Cette criminalisation, elle est explicite lors de la grève de 1984, par exemple avec l’épisode d’Orgreave. Orgreave, c’est un lieu près de Sheffield où il y a eu un piquet de grève très, très important en juin 1984 qui a abouti à une bataille rangée. Or quand la BBC a montré les images de Orgreave, elle a inversé l’ordre du montage. C’est-à-dire qu’elle a montré les mineurs en train de caillasser la police, qui ensuite a chargé. Et finalement il y a eu des excuses après coup sur le mode : « On s’est trompés, on a monté la séquence à l’envers ! C’est la police qui a chargé en premier ». Les médias orientaient clairement leur couverture sur une responsabilité des mineurs dans la violence, le chaos, etc.

On sait aussi que dans la communication interne du gouvernement Thatcher, pour les ministres et leurs conseillers, les mineurs étaient régulièrement considérés comme des nazis. Il y a un conseiller important de Thatcher (David Hart) qui lui dit : « Je suis allé voir à tel endroit ce meeting avec Arthur Scargill qui était le porte-parole du syndicat des mineurs, le NUM [National Union of Mineworkers], j’avais l’impression d’être à Nuremberg. ». Chose intéressante ; dans la même période, le Sun – ce grand journal à scandales, sensationnaliste, très, très à droite, propriété de l’empire médiatique de Rupert Murdoch, et qui tire à des millions d’exemplaires – avait décidé de faire une première page pendant la grève montrant Arthur Scargill faisant apparemment un salut hitlérien, avec en gros titre : « Mine führer » (jeu de mots sur « mine/mein führer »). Or, à cette époque-là, les journalistes du Sun avaient refusé de publier cette Une – une prise de position politique et professionnelle dont je ne connais pas d’équivalent ultérieur. Dès 1984, on voit déjà une mobilisation de motifs relatifs à l’antisémitisme, au nazisme. Mais pas encore de manière complètement déployée dans le champ médiatique : en 1984-85, on était encore en temps de guerre froide et l’association avec « Moscou » restait l’accusation dominante. Le syndicat national des mineurs (NUM) fut donc prioritairement la cible de « révélations » – totalement démontées quelque temps plus tard – sur l’« argent de Moscou » ou provenant de la principale figure « terroriste » de l’époque, le dirigeant libyien, Mouammar Kadhafi.

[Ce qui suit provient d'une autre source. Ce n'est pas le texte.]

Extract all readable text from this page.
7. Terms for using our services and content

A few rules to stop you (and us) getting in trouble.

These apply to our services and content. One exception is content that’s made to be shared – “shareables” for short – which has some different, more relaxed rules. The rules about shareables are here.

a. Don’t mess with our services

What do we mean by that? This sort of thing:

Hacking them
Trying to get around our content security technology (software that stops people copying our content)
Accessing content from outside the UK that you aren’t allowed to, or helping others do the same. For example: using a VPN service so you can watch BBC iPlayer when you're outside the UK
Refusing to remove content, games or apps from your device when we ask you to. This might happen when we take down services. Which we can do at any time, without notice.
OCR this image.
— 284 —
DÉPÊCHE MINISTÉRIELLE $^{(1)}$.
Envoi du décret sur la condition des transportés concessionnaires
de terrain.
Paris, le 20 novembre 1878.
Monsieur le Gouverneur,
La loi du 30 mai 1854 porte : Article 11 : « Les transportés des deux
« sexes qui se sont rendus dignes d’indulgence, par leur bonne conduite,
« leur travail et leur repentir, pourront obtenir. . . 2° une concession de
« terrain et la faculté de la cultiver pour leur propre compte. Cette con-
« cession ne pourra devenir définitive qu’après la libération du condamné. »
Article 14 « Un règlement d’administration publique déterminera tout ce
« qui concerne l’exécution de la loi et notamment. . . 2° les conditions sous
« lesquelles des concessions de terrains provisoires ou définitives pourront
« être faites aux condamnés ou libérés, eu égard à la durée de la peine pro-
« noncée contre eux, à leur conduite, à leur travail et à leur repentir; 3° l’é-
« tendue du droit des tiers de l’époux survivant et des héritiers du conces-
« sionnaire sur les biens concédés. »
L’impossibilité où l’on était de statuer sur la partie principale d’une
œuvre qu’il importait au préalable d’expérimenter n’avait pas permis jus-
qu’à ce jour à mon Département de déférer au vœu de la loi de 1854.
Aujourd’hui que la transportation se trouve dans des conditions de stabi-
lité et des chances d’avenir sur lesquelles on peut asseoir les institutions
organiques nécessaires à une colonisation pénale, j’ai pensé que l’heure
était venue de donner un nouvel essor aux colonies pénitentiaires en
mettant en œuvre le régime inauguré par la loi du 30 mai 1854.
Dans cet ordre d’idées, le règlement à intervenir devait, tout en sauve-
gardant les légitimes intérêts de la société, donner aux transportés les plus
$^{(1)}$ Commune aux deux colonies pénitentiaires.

Il y a toutes sortes d’autres choses qui sont mobilisées pour disqualifier et criminaliser. On peut citer, en 1989, l’épisode du stade de Hillsborough à Sheffield où eut lieu une rencontre de football entre Liverpool FC et Nottingham Forest. Suite à une gestion policière catastrophique de la foule se pressant à l’entrée du stade, 97 personnes périrent dans des conditions particulièrement horribles. Le lendemain, la presse à scandale, le Sun en tête, fait une page sortie du fond des enfers : des fans auraient volé des victimes, auraient uriné sur la police « courageuse », auraient agressé des policiers tentant de ranimer des personnes évanouies. Et cette couverture médiatique reçoit une validation politique de Thatcher affirmant que la police a fait de son mieux, etc. C’était tellement inqualifiable qu’il a fallu qu’un Premier ministre, 23 ans plus tard (en 2012) fasse des excuses publiques, en séance parlementaire, pour les dissimulations et mensonges de la police, la diffamation journalistique, l’acharnement de la presse et des médias contre les victimes et leurs familles. Cela dit, trente-deux ans plus tard, en 2021, aucun responsable n’avait encore été poursuivi, à l’exception du responsable de la sécurité du stade qui a reçu une amende de 6 500 livres sterling.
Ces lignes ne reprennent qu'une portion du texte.